This early sauropod went from walking on four legs to two as it grew
Center of mass shifts led to a rare change in walking style for a long-necked dinosaur relative
Most long-necked sauropods lumbered on four legs all their lives to support their titanic bulk. But an early relative of such behemoths as Brachiosaurus made the unusual transition from walking on four legs to two as it grew, a new study shows.
Diminutive at hatching, Mussaurus patagonicus (which means “mouse lizard”) began life walking on all fours. But by the time the 200-million-year-old plant eater reached its 6-meter-long adult size, it roamed what’s now Argentina on two legs.
The changing length of M. patagonicus’s arm bones relative to its body and its inward facing-palms as an adult had hinted at the transition. But for the first time, computer simulations based on a rich fossil record show how a shift in the creature’s center of gravity as it grew enabled a change to bipedal walking, researchers report May 20 in Scientific Reports.
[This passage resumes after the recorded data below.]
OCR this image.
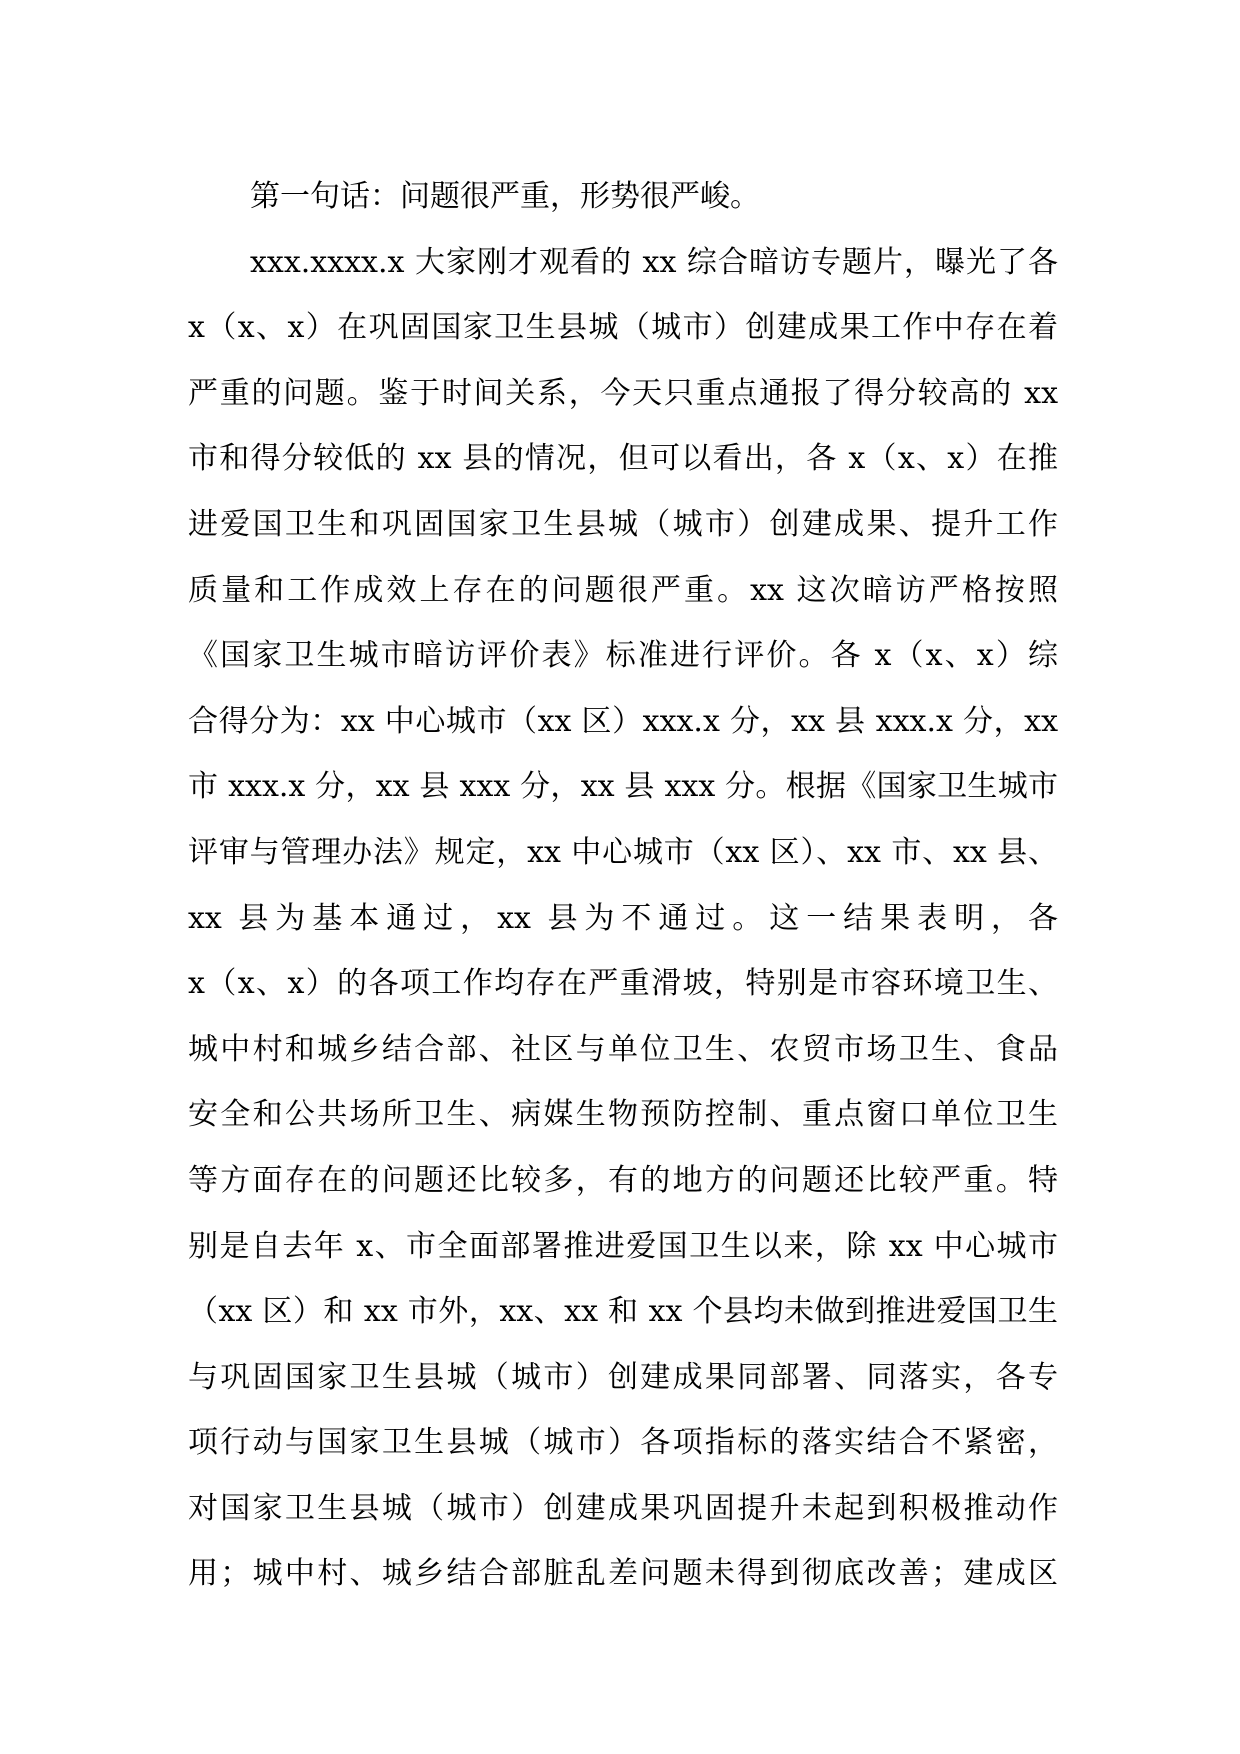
第一句话：问题很严重，形势很严峻。
xxx.xxxx.x 大家刚才观看的 xx 综合暗访专题片，曝光了各
x（x、x）在巩固国家卫生县城（城市）创建成果工作中存在着
严重的问题。鉴于时间关系，今天只重点通报了得分较高的 xx
市和得分较低的 xx 县的情况，但可以看出，各 x（x、x）在推
进爱国卫生和巩固国家卫生县城（城市）创建成果、提升工作
质量和工作成效上存在的问题很严重。xx 这次暗访严格按照
《国家卫生城市暗访评价表》标准进行评价。各 x（x、x）综
合得分为：xx 中心城市（xx 区）xxx.x 分，xx 县 xxx.x 分，xx
市 xxx.x 分，xx 县 xxx 分，xx 县 xxx 分。根据《国家卫生城市
评审与管理办法》规定，xx 中心城市（xx 区）、xx 市、xx 县、
xx 县为基本通过，xx 县为不通过。这一结果表明，各
x（x、x）的各项工作均存在严重滑坡，特别是市容环境卫生、
城中村和城乡结合部、社区与单位卫生、农贸市场卫生、食品
安全和公共场所卫生、病媒生物预防控制、重点窗口单位卫生
等方面存在的问题还比较多，有的地方的问题还比较严重。特
别是自去年 x、市全面部署推进爱国卫生以来，除 xx 中心城市
（xx 区）和 xx 市外，xx、xx 和 xx 个县均未做到推进爱国卫生
与巩固国家卫生县城（城市）创建成果同部署、同落实，各专
项行动与国家卫生县城（城市）各项指标的落实结合不紧密，
对国家卫生县城（城市）创建成果巩固提升未起到积极推动作
用；城中村、城乡结合部脏乱差问题未得到彻底改善；建成区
Researchers took CT scans of fossil bones from six individual M. patagonicus — covering different stages of the species’ development, from 60-gram hatchlings the size of baby chickens to 1.5 metric ton adults the size of rhinoceroses. The researchers added virtual flesh to digitized bones to create 3-D models that allowed them to estimate both the weight and center of gravity of M. patagonicus at many different stages of its life.